10/10
One of film history's brightest stars
30 May 2021
In hypothetical 2001 auteur-duo Stanley Kubrick and sci-fi master Arthur C. Clarke take us on a unique journey into the unknown, leading us far out into the vast reaches of space, where man is all alone with himself. Or is he? For an ominous artifact excavated on Earth's single natural satellite, the moon, seems to suggest otherwise. The enigma of the monolith beckons - and points further out there. What hides behind the glassy slab composed of the inkiest blackness imaginable? Is the monolith a relic from a long-lost cosmic culture? Maybe. Maybe not. Maybe it serves as a sentinel, an extraterrestrial guardian to evaluate intelligent life, an alien yardstick to measure civilization, to supervise its genesis and progress. Or is it closer to a teacher, providing man with the missing link to what lies beyond, a rung to hold on to, so that a sometimes floundering race may evolve beyond? Have we come across a gateway to a first encounter, to - who could know? - even something... divine? - Questions abound: Who created this inscrutable object? And why, after so many years of resting buried, has it been activated, signaling... where to? The answer might transcend comprehension and thus mankind as we know it. We have arrived in hypothetical 2001, the year when everything is about to change.

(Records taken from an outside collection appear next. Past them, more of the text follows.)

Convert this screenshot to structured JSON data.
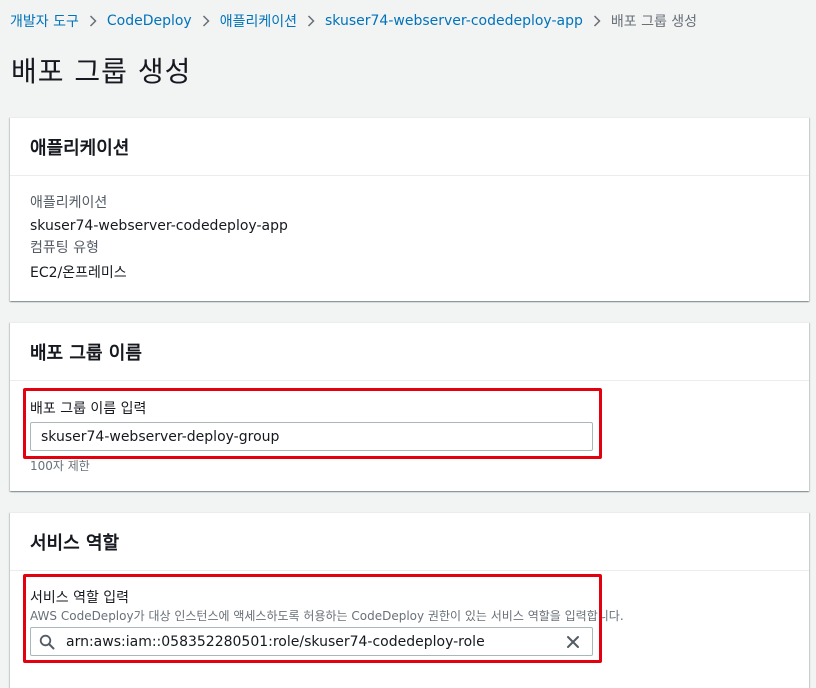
{
  "breadcrumb": {
    "items": [
      {
        "label": "개발자 도구"
      },
      {
        "label": "CodeDeploy"
      },
      {
        "label": "애플리케이션"
      },
      {
        "label": "skuser74-webserver-codedeploy-app"
      }
    ],
    "current": "배포 그룹 생성"
  },
  "page": {
    "title": "배포 그룹 생성"
  },
  "application_panel": {
    "title": "애플리케이션",
    "app_label": "애플리케이션",
    "app_value": "skuser74-webserver-codedeploy-app",
    "platform_label": "컴퓨팅 유형",
    "platform_value": "EC2/온프레미스"
  },
  "group_panel": {
    "title": "배포 그룹 이름",
    "field_label": "배포 그룹 이름 입력",
    "field_value": "skuser74-webserver-deploy-group",
    "constraint": "100자 제한"
  },
  "role_panel": {
    "title": "서비스 역할",
    "field_label": "서비스 역할 입력",
    "field_desc": "AWS CodeDeploy가 대상 인스턴스에 액세스하도록 허용하는 CodeDeploy 권한이 있는 서비스 역할을 입력합니다.",
    "field_value": "arn:aws:iam::058352280501:role/skuser74-codedeploy-role"
  },
  "colors": {
    "link": "#0073bb",
    "highlight": "#e3000f",
    "background": "#f2f3f3"
  },
  "icons": {
    "separator": "chevron-right-icon",
    "search": "search-icon",
    "clear": "close-icon"
  }
}
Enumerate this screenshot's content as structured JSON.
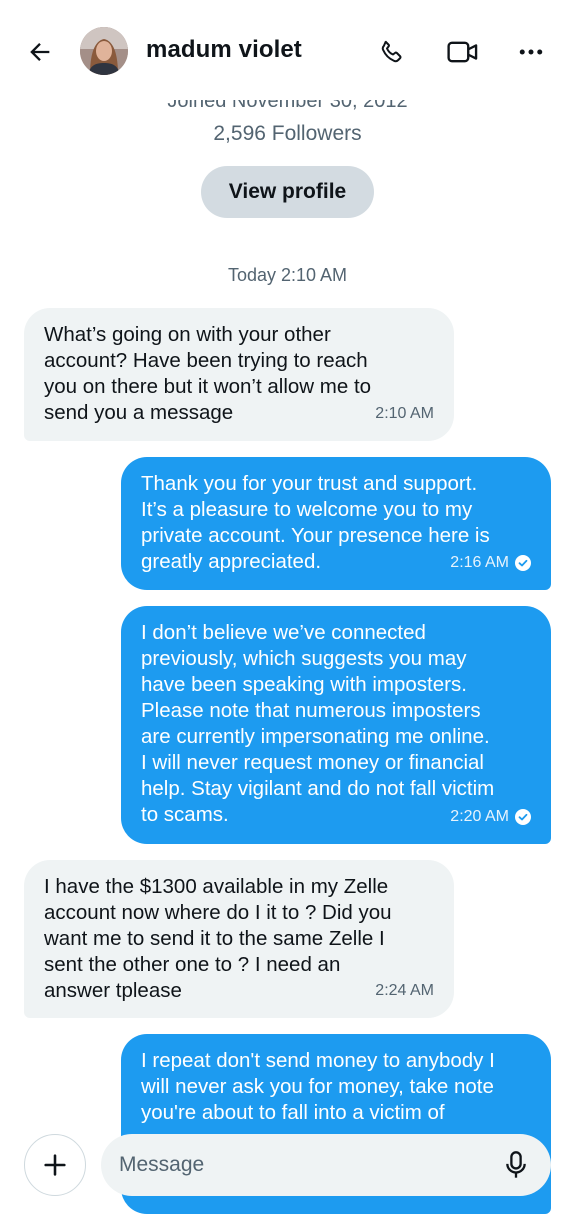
{
  "header": {
    "name": "madum violet",
    "icons": [
      "back-arrow-icon",
      "phone-icon",
      "video-camera-icon",
      "more-dots-icon"
    ]
  },
  "profile": {
    "joined": "Joined November 30, 2012",
    "followers": "2,596 Followers",
    "view_profile_label": "View profile"
  },
  "date_separator": "Today 2:10 AM",
  "messages": [
    {
      "direction": "incoming",
      "text": "What’s going on with your other\naccount? Have been trying to reach\nyou on there but it won’t allow me to\nsend you a message",
      "time": "2:10 AM"
    },
    {
      "direction": "outgoing",
      "text": "Thank you for your trust and support.\nIt’s a pleasure to welcome you to my\nprivate account. Your presence here is\ngreatly appreciated.",
      "time": "2:16 AM",
      "seen": true
    },
    {
      "direction": "outgoing",
      "text": "I don’t believe we’ve connected\npreviously, which suggests you may\nhave been speaking with imposters.\nPlease note that numerous imposters\nare currently impersonating me online.\nI will never request money or financial\nhelp. Stay vigilant and do not fall victim\nto scams.",
      "time": "2:20 AM",
      "seen": true
    },
    {
      "direction": "incoming",
      "text": "I have the $1300 available in my Zelle\naccount now where do I  it to ? Did you\nwant me to send it to the same Zelle I\nsent the other one to ? I need an\nanswer tplease",
      "time": "2:24 AM"
    },
    {
      "direction": "outgoing",
      "text": "I repeat don't send money to anybody I\nwill never ask you for money, take note\nyou're about to fall into a victim of",
      "time": ""
    }
  ],
  "composer": {
    "placeholder": "Message"
  },
  "colors": {
    "outgoing_bubble": "#1d9bf0",
    "incoming_bubble": "#eff3f4",
    "secondary_text": "#536471"
  }
}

Ambiguity is not "2001's" liability, but its forte. It is the main and heady ingredient Kubrick allowed to dominate Clarke's potent sci-fi cocktail of ultimate questions. Whereas the grand mysteries of life's origin and destiny are gradually diminished in Clarke's accompanying novel and even more so in the three succeeding books, Kubrick opts for a pure philosophical angle, studding it with iconic imagery. Ultimately, the viewer is left with facing the sublime alone; dropped right into the majesty that is the universe, on his way towards infinity. Visuals reign. Visuals supplemented by such diverse, seemingly contradictory soundscapes as György Ligeti's eerie "Requiem", Richard Strauss's epic "Thus Spoke Zarathustra", Johann Strauss's unforgettable "Blue Danube" waltz, and the sheer intensity of universe-wide eternal silence.

Almost unfathomable that we have to remind ourselves that Kubrick put this masterpiece on celluloid based on pre-moon landing data. So accurate is his dedication to scientific accuracy that the conspiracy theories about him having staged the actual moon landing haven't let up till this day. Then again, how disappointing that post-Kubrick filmmakers have mostly given up on taking a leaf out of his book where space is married with science in supreme beauty; instead, they deliver lackadaisical CGI-infested crowd-pleasing imitations and, if they have to say something at all, they drench them in pseudo-intellectualism. Looking back, one has to grant at least the follow-up to the mother of all space operas, "2010: The Year We Make Contact" (Peter Hyams/Arthur C. Clarke), that it is not a bad film. And yet, for what it's worth, it already looked dated upon conception. While full of monoliths, it lacks all things Kubrick, which condemns it to a mere footnote to the seminal original. "2001" is more than a movie. It's an epiphany. Mankind's third millennium starts with "2001", date and film, and with good reason.